Tissue characterization using native T₁ and ECV fraction. Absolute values for native T₁ depend greatly on field strength (1.5 or 3 T), pulse sequence (MOLLI or ShMOLLI), scanner manufacturer and post-processing. For the purpose of comparability, only studies using 1.5 T scanners were considered in this figure. Reprinted from Haaf et al publisher BioMed Central under the terms of the Creative Commons Licence. ECV, extra cellular volume; MOLLI, modified look-locker imaging; ShMOLLI, shortened MOLLI.

Figure 6.

T₂* mapping of heart (left) and liver (right) in a childhood cancer survivor at risk of secondary hemosiderosis after multiple blood transfusions and chemotherapy for acute lymphatic leukemia.
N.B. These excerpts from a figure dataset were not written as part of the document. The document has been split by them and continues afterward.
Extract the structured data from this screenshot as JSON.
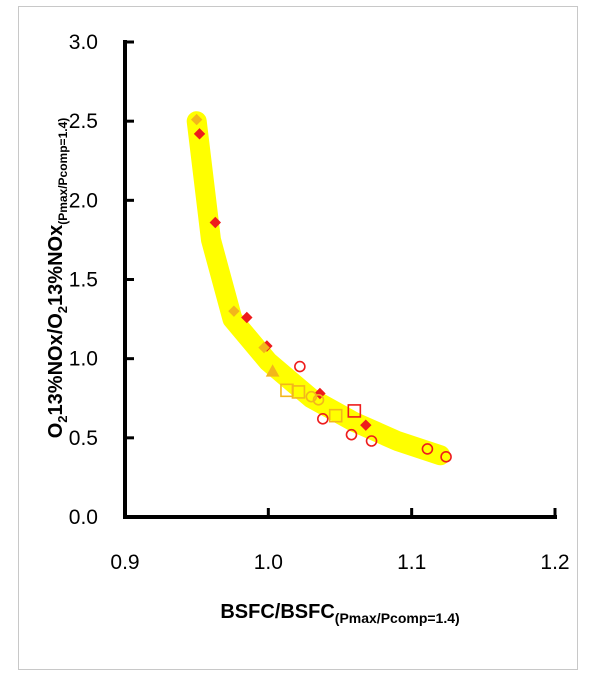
{
  "chart_data": {
    "type": "scatter",
    "xlabel": "BSFC/BSFC",
    "xlabel_sub": "(Pmax/Pcomp=1.4)",
    "ylabel_parts": [
      "O",
      "2",
      "13%NOx/O",
      "2",
      "13%NOx",
      "(Pmax/Pcomp=1.4)"
    ],
    "xlim": [
      0.9,
      1.2
    ],
    "ylim": [
      0.0,
      3.0
    ],
    "x_ticks": [
      "0.9",
      "1.0",
      "1.1",
      "1.2"
    ],
    "y_ticks": [
      "0.0",
      "0.5",
      "1.0",
      "1.5",
      "2.0",
      "2.5",
      "3.0"
    ],
    "grid": false,
    "band_color": "#ffff00",
    "band_trend": [
      [
        0.95,
        2.5
      ],
      [
        0.96,
        1.75
      ],
      [
        0.975,
        1.25
      ],
      [
        1.0,
        0.98
      ],
      [
        1.03,
        0.75
      ],
      [
        1.06,
        0.6
      ],
      [
        1.09,
        0.48
      ],
      [
        1.12,
        0.39
      ]
    ],
    "series": [
      {
        "marker": "diamond",
        "color": "#ee1c1c",
        "filled": true,
        "points": [
          [
            0.952,
            2.42
          ],
          [
            0.963,
            1.86
          ],
          [
            0.985,
            1.26
          ],
          [
            0.999,
            1.08
          ],
          [
            1.036,
            0.78
          ],
          [
            1.068,
            0.58
          ]
        ]
      },
      {
        "marker": "diamond",
        "color": "#f3b61b",
        "filled": true,
        "points": [
          [
            0.95,
            2.51
          ],
          [
            0.976,
            1.3
          ],
          [
            0.997,
            1.07
          ]
        ]
      },
      {
        "marker": "triangle",
        "color": "#f3b61b",
        "filled": true,
        "points": [
          [
            1.003,
            0.92
          ]
        ]
      },
      {
        "marker": "circle",
        "color": "#ee1c1c",
        "filled": false,
        "points": [
          [
            1.022,
            0.95
          ],
          [
            1.038,
            0.62
          ],
          [
            1.058,
            0.52
          ],
          [
            1.072,
            0.48
          ],
          [
            1.111,
            0.43
          ],
          [
            1.124,
            0.38
          ]
        ]
      },
      {
        "marker": "square",
        "color": "#ee1c1c",
        "filled": false,
        "points": [
          [
            1.06,
            0.67
          ]
        ]
      },
      {
        "marker": "square",
        "color": "#f3b61b",
        "filled": false,
        "points": [
          [
            1.013,
            0.8
          ],
          [
            1.021,
            0.79
          ],
          [
            1.047,
            0.64
          ]
        ]
      },
      {
        "marker": "circle",
        "color": "#f3b61b",
        "filled": false,
        "points": [
          [
            1.03,
            0.76
          ],
          [
            1.035,
            0.74
          ]
        ]
      }
    ]
  }
}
Parametric imaging of heart and liver using StarQuant (Philips) heart and LiverMultiScan (Perspectum). The myocardial T₂* value was 38 ms (normal reference > 20 ms), and liver T₂* value was 13.3 ms, indicating normal T₂* values of the heart and minimal iron deposition in the liver. Quantitative T₂ maps were automatically reconstructed on a voxel-by-voxel basis after data acquisition using the T₂ map processing tool (Medis Research Edition, v. 3.0, Leiden).

Figure 7.

Typical appearance of T₁, ECV, T₂, and T₂* maps in heart, liver, and kidney of healthy subjects (upper row) and in patients with myocardial and liver disease (second to fourth row) (Medis Research Edition, v. 3.0, Leiden). Adapted by permission from BioMed Central under the terms of the Creative Commons Licence, and adapted by permission from BMJ Publishing Group Limited.ECV, extra cellular volume.